Posted by: John Allsopp | Nov 1, 2005 11:58:19 AM

The hard part is probably deciding whether tables are being used for layout. That might be hard to do, but the rest is pretty straightforward.

Actually I think, it's not particularly hard to machine-test. If we look at the majority of pages, then we might just say, that when there is a table on the front page of a site, then 99% of the time it is there for layout. Very few sites really present tabular data at their very first page.

But of course there are sites that do - i.e. a TV-channel website with a today's programme. But when we look at the source-code of a typical table-based site, we see something like this:

table border="0" cellpadding="0" cellspacing="0" width="728"

This code definetly identifies a table-based layout. Any site with a CSS-layout would be using CSS to style a table with tabular data.

Another very common thing for table-based sites is using nested tables.

The biggest problem is, how to measure accessibility? A program can only tell you when a web site fails in certain accessibility oriented test. But it can never tell, if a page is accessible. For example we can check how many images have alt-text, but we can't tell if the alt-text is meaningful.

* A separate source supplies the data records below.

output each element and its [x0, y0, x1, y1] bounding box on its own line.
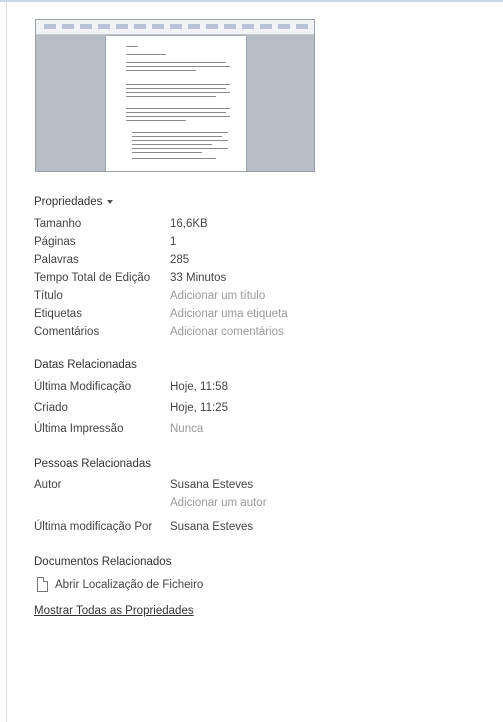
author-label: Autor: [34, 479, 62, 491]
property-label: Tamanho: [34, 218, 82, 230]
title-input[interactable]: Adicionar um título: [170, 290, 265, 302]
last-modified-by-value[interactable]: Susana Esteves: [170, 521, 253, 533]
property-label: Comentários: [34, 326, 100, 338]
properties-heading[interactable]: Propriedades: [34, 196, 114, 208]
property-value: 285: [170, 254, 190, 266]
property-row-size: Tamanho 16,6KB: [34, 218, 474, 236]
property-label: Etiquetas: [34, 308, 82, 320]
date-value: Nunca: [170, 423, 204, 435]
date-label: Última Impressão: [34, 423, 124, 435]
property-label: Páginas: [34, 236, 76, 248]
people-row-add-author: Adicionar um autor: [34, 497, 474, 515]
tags-input[interactable]: Adicionar uma etiqueta: [170, 308, 288, 320]
date-row-printed: Última Impressão Nunca: [34, 423, 474, 441]
property-value: 16,6KB: [170, 218, 208, 230]
property-value: 1: [170, 236, 177, 248]
date-value: Hoje, 11:25: [170, 402, 228, 414]
add-author-input[interactable]: Adicionar um autor: [170, 497, 267, 509]
date-row-created: Criado Hoje, 11:25: [34, 402, 474, 420]
author-value[interactable]: Susana Esteves: [170, 479, 253, 491]
date-label: Criado: [34, 402, 68, 414]
thumbnail-ribbon: [36, 20, 314, 35]
date-row-modified: Última Modificação Hoje, 11:58: [34, 381, 474, 399]
property-row-words: Palavras 285: [34, 254, 474, 272]
document-icon: [37, 577, 48, 592]
related-documents-heading: Documentos Relacionados: [34, 556, 172, 568]
property-row-title: Título Adicionar um título: [34, 290, 474, 308]
open-file-location-link[interactable]: Abrir Localização de Ficheiro: [55, 579, 355, 597]
properties-heading-label: Propriedades: [34, 196, 103, 208]
related-dates-heading: Datas Relacionadas: [34, 359, 137, 371]
document-preview-thumbnail[interactable]: [35, 19, 315, 172]
open-file-location-label: Abrir Localização de Ficheiro: [55, 579, 204, 591]
top-border: [0, 0, 503, 2]
left-border: [6, 2, 7, 722]
property-label: Tempo Total de Edição: [34, 272, 151, 284]
related-people-heading: Pessoas Relacionadas: [34, 458, 151, 470]
caret-down-icon: [107, 199, 114, 204]
date-value: Hoje, 11:58: [170, 381, 228, 393]
date-label: Última Modificação: [34, 381, 132, 393]
people-row-last-modified-by: Última modificação Por Susana Esteves: [34, 521, 474, 539]
thumbnail-page: [106, 36, 246, 171]
comments-input[interactable]: Adicionar comentários: [170, 326, 284, 338]
show-all-properties-link[interactable]: Mostrar Todas as Propriedades: [34, 605, 194, 617]
property-label: Palavras: [34, 254, 79, 266]
property-row-comments: Comentários Adicionar comentários: [34, 326, 474, 344]
people-row-author: Autor Susana Esteves: [34, 479, 474, 497]
property-row-editing-time: Tempo Total de Edição 33 Minutos: [34, 272, 474, 290]
property-row-tags: Etiquetas Adicionar uma etiqueta: [34, 308, 474, 326]
property-value: 33 Minutos: [170, 272, 227, 284]
property-label: Título: [34, 290, 63, 302]
property-row-pages: Páginas 1: [34, 236, 474, 254]
last-modified-by-label: Última modificação Por: [34, 521, 153, 533]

And so we can't even say, that a site with alt-text is more accessible than a site without.

img src="a_company_logo.jpg" alt="image"

This is the reason, why I didn't include the accessibility testing into my todo-list. (Well, maybe I do some accessibility testing afterall, but I don't consider it a high priority at the moment.)

I'll probably make a post to WSG, when I have made some more preparations and compiled a more extensive todo-list... stay tuned :)

But for anyone who would like to do some massive accessibility testing, I have an idea to offer:

1) It's clear, that no automated testing can really prove, if a site is accessible.
2) It's also clear, that no human being can survive seeing the "Cynthya Say's" report more than 83 times in a row :)

But what if you take 100 accessibility-aware volunteers from WSG-list and each of those measures the accessibility of about 10 sites?

With careful planning and organization, this could be something that would make even Jakob Nielsen fall off he's chair...

Posted by: Rene Saarsoo | Nov 1, 2005 11:01:00 PM

Rene,

> Very few sites really present tabular data at their very first page

Actually of the 83 I survived, I think none did. I think your suggestion is good, but not perfect. I would suggest that nested tables almost certainly indicate tables for layout - as well as colspans and rowspans. I am sure it would be doable.

> table border="0" cellpadding="0" cellspacing="0" width="728"

actually, something close to that is in the article for the tables of results :-)

As I mention in the original presentation, with accessibility, I was not concerned to test whether a site is accessible, but rather whether is following basic priority 1 and 2 WCA Guidelines. Its a basic benchmarking thing. As soon as you get people involved, unless the methodology is objective, you get inconsistencies, that's why I have tried to be as objective as possible.

j

Posted by: john Allsopp | Nov 3, 2005 10:17:56 AM

Rene,

- img src="a_company_logo.jpg" alt="image"

The last time I used Cynthia Says I seem to remember that it checked if alts contained only the word image and failed the page if so. Perhaps you chose the wrong example in this case.